Many students suffering from academic stress or personal issues are looking for someone to talk to. Penn Benjamins, which was founded last spring, hopes to provide just that — and after last week’s suicide, they’ve ramped up their activity.
Penn Benjamins Peer Counseling is Penn’s first and only in-person peer counseling organization, its counselors lovingly referred to as “Bens.” The group offers comprehensive yet casual peer counseling and referral services to undergraduates. In the wake of Wharton junior Ao “Olivia” Kong’s suicide last Monday, Penn Bens lengthened their counseling hours and set up group sessions for students suffering from grief. Both individual students and groups alike have contacted Penn Bens to discuss Kong’s death, the 10th suicide at Penn since February 2013.
College junior Roy Lan helped found the organization, along with College seniors Emily Derecktor and Diego Fiori and 2015 College graduate Jordan Lidsky-Everson. It was founded in part due to the string of student suicides at Penn over the last few years.

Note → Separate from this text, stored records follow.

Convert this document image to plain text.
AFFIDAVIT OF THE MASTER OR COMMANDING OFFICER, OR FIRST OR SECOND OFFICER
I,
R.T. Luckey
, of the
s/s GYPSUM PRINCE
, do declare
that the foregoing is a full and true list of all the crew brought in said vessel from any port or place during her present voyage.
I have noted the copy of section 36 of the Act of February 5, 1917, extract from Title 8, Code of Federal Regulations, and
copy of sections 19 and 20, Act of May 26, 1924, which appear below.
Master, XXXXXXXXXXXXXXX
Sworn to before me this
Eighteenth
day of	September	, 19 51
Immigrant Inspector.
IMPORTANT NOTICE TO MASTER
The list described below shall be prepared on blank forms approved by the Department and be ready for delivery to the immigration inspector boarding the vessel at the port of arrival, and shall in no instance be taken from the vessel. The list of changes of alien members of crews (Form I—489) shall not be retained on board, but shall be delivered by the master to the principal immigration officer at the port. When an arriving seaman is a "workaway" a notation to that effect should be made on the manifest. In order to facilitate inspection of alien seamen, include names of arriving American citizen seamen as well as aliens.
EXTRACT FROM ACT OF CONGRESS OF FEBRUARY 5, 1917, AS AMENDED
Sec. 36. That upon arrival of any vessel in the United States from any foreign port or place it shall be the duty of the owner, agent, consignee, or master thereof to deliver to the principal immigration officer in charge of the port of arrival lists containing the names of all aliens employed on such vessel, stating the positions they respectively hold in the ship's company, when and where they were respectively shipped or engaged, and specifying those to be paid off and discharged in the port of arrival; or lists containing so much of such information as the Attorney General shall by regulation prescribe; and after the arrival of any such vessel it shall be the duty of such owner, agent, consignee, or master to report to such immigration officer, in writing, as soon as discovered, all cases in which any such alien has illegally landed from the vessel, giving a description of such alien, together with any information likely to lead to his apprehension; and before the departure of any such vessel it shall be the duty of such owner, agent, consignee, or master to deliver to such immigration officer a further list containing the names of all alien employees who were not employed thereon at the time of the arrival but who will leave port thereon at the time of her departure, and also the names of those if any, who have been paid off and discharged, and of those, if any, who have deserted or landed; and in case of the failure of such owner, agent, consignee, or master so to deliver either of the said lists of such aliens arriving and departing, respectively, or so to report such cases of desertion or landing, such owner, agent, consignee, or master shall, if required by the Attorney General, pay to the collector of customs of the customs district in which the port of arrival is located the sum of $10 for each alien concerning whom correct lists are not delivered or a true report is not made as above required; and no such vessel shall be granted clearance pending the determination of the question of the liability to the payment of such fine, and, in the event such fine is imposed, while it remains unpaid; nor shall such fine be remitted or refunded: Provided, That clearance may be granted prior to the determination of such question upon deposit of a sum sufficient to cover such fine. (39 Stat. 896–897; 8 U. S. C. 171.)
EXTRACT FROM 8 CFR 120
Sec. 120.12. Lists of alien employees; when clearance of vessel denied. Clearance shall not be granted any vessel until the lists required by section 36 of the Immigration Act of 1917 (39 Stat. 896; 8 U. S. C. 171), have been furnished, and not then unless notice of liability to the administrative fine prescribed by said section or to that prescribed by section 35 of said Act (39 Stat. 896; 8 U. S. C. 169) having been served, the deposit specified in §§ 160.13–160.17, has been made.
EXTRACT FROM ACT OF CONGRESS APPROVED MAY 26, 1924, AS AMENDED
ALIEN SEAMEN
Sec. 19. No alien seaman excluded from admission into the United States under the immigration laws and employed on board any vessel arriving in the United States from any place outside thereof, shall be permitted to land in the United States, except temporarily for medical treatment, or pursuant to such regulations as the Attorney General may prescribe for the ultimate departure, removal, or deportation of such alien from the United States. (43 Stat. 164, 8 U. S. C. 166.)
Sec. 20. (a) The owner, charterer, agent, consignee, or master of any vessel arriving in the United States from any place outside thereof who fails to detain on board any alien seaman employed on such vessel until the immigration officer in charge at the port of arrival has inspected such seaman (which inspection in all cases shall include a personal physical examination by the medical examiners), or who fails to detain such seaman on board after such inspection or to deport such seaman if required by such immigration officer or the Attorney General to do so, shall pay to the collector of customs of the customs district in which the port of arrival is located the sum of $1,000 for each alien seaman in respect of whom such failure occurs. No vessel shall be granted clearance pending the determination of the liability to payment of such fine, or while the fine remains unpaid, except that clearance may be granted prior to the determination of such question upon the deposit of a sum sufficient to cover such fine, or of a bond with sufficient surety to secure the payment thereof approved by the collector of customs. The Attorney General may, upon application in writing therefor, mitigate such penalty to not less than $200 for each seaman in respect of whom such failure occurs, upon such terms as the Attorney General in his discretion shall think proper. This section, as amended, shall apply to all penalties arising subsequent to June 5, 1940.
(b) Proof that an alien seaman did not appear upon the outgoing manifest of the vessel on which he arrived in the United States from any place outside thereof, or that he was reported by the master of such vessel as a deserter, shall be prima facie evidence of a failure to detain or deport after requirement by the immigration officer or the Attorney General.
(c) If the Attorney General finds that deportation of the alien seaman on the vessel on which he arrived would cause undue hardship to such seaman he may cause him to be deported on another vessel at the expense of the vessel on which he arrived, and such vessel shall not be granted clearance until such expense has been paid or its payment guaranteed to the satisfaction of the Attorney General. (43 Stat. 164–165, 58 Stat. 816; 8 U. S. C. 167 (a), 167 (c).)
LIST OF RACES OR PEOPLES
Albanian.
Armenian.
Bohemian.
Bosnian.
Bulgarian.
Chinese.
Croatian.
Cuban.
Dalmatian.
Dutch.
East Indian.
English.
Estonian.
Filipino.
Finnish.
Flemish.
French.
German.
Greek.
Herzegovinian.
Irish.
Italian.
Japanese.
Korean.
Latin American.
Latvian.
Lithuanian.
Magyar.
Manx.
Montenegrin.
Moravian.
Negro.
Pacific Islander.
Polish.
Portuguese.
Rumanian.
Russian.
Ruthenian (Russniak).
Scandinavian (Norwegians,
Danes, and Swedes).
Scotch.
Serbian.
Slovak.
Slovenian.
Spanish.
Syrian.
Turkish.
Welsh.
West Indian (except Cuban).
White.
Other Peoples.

“I personally became involved after a number of my close friends and acquaintances began complaining about the resources available to students at the time,” he said. “After doing a bit of research and asking the heads of other peer counseling groups at other schools about how to start a similar organization, I saw an opportunity to start a peer counseling group here at Penn. I was in close contact with President Amy Gutmann, who helped connect me to a group of other students interested in the initiative, as well as the head of CAPS, Bill Alexander.”
College freshman Max Schechter decided to apply for a position as a counselor after his first semester at Penn.
“I realized how important it is to have a peer support system or even just somebody there to listen to you,” he said. “By simply being there and lending a pair of ears, we have the power to help so many people. Just by being heard, we can feel validated, work through solutions and begin to feel better.”
Schechter is among 40 students who have recently undergone counselor training. During training sessions, new Bens are taught active listening skills and a model for problem solving, and they learn about resources on campus and how to refer students to them.
They also complete mock interactions each week in order to practice approaching various types of conversations. Schechter described them as first being “awkward and challenging to maintain but eventually more natural.”
Through one-on-one conversations, Bens hope to validate the feelings and experiences of peers in a comfortable, friendly space — free snacks and coffee are also provided.
Bens also refer students to other resources when they think they are not equipped to fully give them the support they need.
“The question of when to refer a student to adult professionals honestly happens on a case-by-case basis,” Lan said. “But we tend to err on the side of caution if we feel that our abilities cannot meet the needs of our peers.”
A Wharton sophomore said that she found the support she needed in Bens counseling that kept her from “making a stupid decision.”
“I was contemplating self-harm and I was really just in a dark place,” she said. “Just talking helped so much and I think other students should take advantage of it.”
The group hopes to grow to about 60 members by the spring of next year. Penn Bens currently operates from 7:00 p.m. to 11:00 p.m. on Sundays and Mondays in the Harnwell library and Tuesdays and Thursdays in Van Pelt Weigle Information Commons rooms 128 and 129.